Lithium-ion batteries are a key energy storage technology driving revolutions in mobile electronics, electric vehicles and renewable energy storage. Capacity retention is a vital performance measure that is frequently utilized to assess whether these batteries have approached their end-of-life. Machine learning (ML) offers a powerful tool for predicting capacity degradation based on past data, and, potentially, prior physical knowledge, but the degree to which an ML prediction can be trusted is of significant practical importance in situations where consequential decisions must be made based on battery state of health. This study explores the efficacy of fully Bayesian machine learning in forecasting battery health with the quantification of uncertainty in its predictions. Specifically, we implemented three probabilistic ML approaches and evaluated the accuracy of their predictions and uncertainty estimates: a standard Gaussian process (GP), a structured Gaussian process (sGP), and a fully Bayesian neural network (BNN). In typical applications of GP and sGP, their hyperparameters are learned from a single sample while, in contrast, BNNs are typically pre-trained on an existing dataset to learn the weight distributions before being used for inference. This difference in methodology gives the BNN an advantage in learning global trends in a dataset and makes BNNs a good choice when training data is available. However, we show that pre-training can also be leveraged for GP and sGP approaches to learn the prior distributions of the hyperparameters and that in the case of the pre-trained sGP, similar accuracy and improved uncertainty estimation compared to the BNN can be achieved. This approach offers a framework for a broad range of probabilistic machine learning scenarios where past data is available and can be used to learn priors for (hyper)parameters of probabilistic ML models.

Figures (5)

• Figure 1: (A) 10 randomly selected curves (out of 250) from the simulated dataset and (B) 10 randomly selected curves (out of 125) from the experimental dataset.

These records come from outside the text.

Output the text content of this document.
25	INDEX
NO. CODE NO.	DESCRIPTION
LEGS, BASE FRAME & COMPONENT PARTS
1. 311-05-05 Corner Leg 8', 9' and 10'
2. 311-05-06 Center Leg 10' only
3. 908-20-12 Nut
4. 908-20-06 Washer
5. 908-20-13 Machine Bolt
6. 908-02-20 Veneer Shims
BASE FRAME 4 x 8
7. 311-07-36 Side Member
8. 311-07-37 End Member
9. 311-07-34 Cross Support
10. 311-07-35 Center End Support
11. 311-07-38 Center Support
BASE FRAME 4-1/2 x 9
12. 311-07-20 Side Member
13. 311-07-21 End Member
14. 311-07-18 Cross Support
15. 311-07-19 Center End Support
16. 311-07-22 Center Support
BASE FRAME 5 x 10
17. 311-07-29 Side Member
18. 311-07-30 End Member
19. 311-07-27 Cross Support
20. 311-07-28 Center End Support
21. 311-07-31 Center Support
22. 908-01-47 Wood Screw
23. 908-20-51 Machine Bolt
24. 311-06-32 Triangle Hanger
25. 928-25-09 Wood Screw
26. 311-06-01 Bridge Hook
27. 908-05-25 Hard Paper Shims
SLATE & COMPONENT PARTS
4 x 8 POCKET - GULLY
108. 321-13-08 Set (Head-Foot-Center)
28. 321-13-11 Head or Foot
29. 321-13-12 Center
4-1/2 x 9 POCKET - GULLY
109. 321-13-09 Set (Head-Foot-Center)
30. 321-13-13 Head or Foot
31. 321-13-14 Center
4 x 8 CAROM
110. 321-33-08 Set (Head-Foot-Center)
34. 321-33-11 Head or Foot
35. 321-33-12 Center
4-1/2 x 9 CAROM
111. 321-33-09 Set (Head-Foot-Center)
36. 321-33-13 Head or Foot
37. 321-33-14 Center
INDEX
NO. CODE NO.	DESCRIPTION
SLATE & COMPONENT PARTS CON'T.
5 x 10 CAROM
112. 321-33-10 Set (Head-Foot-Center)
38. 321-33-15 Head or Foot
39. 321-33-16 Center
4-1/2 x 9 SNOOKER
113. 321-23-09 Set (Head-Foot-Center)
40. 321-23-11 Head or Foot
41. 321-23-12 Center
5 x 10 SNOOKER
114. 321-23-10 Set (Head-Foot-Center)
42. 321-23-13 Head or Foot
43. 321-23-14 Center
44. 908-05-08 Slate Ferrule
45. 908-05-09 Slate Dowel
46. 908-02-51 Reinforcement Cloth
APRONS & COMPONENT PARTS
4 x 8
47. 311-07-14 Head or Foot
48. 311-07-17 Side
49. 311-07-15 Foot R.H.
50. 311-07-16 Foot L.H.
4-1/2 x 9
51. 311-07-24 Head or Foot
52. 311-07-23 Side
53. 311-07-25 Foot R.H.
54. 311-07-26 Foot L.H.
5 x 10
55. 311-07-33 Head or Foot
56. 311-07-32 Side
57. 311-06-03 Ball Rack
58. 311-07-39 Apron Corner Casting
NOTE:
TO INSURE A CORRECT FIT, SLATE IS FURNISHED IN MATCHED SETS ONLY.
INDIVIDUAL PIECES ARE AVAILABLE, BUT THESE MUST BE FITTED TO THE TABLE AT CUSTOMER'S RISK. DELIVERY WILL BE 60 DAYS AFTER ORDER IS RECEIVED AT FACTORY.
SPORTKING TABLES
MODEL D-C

• Figure 2: Schematic illustration of three different approaches for forecasting battery performance. (A) Model is trained on the part of the curve for which data is available and is used to forecast battery state of health on the remaining part. (B) Model weights are pre-trained off-line using available data to forecast the battery state of health from partially measured data. It is then deployed for new curves as is. (C) Model priors are pre-trained offline using available data and used to set-up new priors for a single-shot model from A.

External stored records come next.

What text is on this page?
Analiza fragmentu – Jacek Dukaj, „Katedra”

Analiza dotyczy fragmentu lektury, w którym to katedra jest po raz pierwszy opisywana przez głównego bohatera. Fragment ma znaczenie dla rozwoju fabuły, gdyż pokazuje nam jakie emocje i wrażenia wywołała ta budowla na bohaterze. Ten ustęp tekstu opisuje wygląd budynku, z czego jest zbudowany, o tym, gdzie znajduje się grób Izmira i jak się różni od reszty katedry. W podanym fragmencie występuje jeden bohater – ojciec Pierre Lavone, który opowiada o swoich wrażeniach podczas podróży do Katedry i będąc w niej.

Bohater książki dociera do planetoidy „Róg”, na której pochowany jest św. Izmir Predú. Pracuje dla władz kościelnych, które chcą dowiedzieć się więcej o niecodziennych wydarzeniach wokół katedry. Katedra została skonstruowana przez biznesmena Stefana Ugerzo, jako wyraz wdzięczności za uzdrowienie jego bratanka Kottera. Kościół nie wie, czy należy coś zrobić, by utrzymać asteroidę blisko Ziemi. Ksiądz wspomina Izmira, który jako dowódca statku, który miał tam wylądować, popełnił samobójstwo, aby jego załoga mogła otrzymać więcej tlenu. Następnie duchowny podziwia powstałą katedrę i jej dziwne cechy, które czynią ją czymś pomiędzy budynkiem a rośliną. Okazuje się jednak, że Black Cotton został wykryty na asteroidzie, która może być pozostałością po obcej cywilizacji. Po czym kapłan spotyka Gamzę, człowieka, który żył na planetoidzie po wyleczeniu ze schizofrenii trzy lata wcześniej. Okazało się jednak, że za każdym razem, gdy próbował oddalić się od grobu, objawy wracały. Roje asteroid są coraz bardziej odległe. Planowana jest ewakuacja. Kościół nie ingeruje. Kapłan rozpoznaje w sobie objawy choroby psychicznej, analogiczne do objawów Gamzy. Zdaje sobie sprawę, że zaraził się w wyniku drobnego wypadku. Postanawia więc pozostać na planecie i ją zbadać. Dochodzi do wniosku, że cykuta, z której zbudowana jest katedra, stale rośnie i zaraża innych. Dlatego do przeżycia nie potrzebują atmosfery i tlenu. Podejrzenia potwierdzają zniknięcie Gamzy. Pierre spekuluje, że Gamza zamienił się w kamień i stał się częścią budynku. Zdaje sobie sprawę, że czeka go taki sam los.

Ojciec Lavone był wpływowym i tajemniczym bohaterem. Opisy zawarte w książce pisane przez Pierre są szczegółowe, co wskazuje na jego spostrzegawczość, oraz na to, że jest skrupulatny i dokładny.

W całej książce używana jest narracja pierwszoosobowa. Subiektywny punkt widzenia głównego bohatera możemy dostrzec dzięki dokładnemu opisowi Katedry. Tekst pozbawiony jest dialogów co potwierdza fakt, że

• Figure 3: Average MAPE (A) and average NLPD (B) for all six models on the simulated test dataset from 50%-80% context length. SOH vs normalized cycles with posterior mean and 95% confidence intervals on simulated testing data for models without pre-training (C) and with pre-training (D).

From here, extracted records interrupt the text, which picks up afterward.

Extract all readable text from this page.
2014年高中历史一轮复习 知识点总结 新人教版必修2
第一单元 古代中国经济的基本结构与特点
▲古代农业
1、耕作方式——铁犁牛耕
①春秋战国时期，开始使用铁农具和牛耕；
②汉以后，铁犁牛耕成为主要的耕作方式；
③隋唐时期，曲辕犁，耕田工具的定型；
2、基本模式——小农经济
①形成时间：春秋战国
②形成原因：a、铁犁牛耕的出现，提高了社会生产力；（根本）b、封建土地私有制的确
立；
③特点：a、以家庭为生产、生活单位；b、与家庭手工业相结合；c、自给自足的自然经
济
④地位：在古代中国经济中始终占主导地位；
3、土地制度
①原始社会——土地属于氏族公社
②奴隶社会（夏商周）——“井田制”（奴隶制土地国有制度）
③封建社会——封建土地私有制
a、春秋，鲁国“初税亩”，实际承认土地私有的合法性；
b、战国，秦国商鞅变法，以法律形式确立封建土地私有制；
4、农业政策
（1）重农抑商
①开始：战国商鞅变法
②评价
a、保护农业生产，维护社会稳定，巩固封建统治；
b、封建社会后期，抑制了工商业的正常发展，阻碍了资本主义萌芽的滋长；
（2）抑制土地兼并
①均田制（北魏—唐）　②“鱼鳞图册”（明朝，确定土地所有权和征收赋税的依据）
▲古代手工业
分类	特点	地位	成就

• Figure 4: Average MAPE (A) and average NLPD (B) for all six models on the experimental test dataset from 50%-80% context length. SOH vs normalized cycles with posterior mean and 95% confidence intervals on experimental testing data for models without pre-training (C) and with pre-training (D).
• Figure 5: Structured GP posterior mean and 95% confidence intervals for 50%-80% context length without pre-training (A), with pre-training (B) on the experimental dataset and without pre-training (C) and with pre-training (D) on the simulated dataset.